All that said, avoiding a burst the Australian property bubble is the least that the government can do to stem the rising house prices, but it still does not augur well for long-term housing strategy.

“APRA having to apply prudential controls is a white flag,” said Forrest. “It’s saying that the only way that we can fix this problem of risky serviceability is by tightening the availability of cash.”

“That doesn’t help people who are currently locked out of the housing market: all the Millennials, all the under-40s, who are trying to save for a deposit and get into the housing market. All it does is exclude them from the housing market.”

“What we’ve done is recognised that they can’t solve the supply issue in the short term, so they’ve done the only thing that they can do.”

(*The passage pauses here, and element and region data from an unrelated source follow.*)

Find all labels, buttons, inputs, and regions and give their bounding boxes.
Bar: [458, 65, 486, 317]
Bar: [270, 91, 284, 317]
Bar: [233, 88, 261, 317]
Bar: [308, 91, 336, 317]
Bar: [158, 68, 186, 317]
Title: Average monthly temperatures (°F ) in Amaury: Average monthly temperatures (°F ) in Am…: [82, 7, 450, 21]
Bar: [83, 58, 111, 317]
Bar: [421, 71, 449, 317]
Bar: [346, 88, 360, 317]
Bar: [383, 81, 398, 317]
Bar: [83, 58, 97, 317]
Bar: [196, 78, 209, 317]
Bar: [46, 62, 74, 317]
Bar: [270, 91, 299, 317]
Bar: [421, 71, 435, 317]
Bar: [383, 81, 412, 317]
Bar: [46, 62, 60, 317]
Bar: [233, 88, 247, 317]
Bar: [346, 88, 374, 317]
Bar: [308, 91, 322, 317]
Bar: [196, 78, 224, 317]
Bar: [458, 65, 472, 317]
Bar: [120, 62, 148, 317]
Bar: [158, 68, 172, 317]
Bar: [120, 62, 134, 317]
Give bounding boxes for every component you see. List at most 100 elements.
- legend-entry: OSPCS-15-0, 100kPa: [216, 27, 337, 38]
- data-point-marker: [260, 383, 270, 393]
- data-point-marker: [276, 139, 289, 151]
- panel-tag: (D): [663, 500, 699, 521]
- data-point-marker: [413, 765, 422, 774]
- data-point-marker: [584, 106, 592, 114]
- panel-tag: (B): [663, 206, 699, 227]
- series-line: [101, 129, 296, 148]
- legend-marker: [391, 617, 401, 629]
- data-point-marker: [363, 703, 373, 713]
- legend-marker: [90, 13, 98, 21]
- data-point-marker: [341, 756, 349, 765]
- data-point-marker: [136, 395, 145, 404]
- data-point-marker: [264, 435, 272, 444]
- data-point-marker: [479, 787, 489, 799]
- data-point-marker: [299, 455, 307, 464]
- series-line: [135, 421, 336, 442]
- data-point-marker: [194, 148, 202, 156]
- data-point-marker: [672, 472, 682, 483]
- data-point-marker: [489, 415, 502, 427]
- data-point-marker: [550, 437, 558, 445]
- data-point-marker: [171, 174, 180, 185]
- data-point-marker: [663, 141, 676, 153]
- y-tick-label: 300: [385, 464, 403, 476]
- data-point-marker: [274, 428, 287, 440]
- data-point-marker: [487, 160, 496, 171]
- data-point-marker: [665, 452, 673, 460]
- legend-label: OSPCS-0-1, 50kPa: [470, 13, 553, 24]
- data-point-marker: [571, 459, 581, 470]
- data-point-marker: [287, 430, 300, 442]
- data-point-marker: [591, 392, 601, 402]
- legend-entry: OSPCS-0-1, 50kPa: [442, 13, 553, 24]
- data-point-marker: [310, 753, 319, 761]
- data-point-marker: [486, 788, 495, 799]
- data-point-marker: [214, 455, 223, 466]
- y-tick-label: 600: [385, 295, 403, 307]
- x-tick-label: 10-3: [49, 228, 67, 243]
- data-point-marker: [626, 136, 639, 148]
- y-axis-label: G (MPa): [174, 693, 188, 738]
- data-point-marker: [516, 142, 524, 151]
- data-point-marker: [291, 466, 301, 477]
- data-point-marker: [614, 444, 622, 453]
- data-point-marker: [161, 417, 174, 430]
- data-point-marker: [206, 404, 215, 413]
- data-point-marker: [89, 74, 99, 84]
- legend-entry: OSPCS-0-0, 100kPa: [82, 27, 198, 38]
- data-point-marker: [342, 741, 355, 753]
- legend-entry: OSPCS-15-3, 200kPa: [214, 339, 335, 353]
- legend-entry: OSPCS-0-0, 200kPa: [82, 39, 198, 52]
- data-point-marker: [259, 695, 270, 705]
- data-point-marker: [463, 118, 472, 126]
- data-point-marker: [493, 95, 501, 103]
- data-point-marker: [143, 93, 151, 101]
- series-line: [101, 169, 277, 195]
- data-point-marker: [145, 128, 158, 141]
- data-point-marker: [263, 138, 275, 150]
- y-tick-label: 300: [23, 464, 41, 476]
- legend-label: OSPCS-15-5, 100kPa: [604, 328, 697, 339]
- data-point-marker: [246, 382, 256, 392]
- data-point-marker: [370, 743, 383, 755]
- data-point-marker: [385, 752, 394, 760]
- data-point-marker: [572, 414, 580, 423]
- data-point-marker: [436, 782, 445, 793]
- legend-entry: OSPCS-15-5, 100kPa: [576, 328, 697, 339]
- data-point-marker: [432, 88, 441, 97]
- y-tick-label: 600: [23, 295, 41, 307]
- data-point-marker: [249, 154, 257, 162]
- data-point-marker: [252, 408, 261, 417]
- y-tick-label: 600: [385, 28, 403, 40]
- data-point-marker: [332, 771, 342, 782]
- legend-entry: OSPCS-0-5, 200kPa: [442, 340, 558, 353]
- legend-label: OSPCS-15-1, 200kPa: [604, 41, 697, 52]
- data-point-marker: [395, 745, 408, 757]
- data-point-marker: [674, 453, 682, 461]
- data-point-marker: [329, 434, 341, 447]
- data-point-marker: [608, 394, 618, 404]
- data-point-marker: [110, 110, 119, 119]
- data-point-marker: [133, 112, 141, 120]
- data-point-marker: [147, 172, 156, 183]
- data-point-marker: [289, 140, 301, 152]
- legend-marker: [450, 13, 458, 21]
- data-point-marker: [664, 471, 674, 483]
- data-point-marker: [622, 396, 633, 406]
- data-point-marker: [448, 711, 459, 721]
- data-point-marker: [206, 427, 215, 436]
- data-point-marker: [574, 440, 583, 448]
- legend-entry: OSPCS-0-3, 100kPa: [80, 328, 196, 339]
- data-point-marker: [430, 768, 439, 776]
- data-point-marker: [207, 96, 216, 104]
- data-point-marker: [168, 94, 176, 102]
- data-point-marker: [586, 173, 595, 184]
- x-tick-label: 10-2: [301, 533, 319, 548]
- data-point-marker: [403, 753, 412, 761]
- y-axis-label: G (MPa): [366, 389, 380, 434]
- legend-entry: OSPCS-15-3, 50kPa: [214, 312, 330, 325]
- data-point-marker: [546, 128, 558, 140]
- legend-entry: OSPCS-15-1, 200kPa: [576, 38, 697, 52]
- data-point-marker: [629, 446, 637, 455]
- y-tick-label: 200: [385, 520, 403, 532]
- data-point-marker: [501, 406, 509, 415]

“We don’t blame Josh Frydenberg and APRA for doing what they felt they needed to do to ensure that, were there at some stage a hike in interest rates, you suddenly don’t have all these people having to give up their home and sell it under distress. That’s a sensible thing to do in the circumstances.”

“What we need is a focus on the other side of the coin. Encouragingly, it was Josh Frydenberg who commissioned Jason Falinski to chair the Federal Parliamentary inquiry into housing affordability.”

“That forum has generated a whole range of interesting submissions, from the RBA, the ABS, the Grattan Institute and even the Productivity Commission of New South Wales.”

“Even they have criticised the constraints of the New South Wales planning system: an arm of the NSW Treasury has explicitly criticised the NSW planning system and the constraints that it places on housing supply.”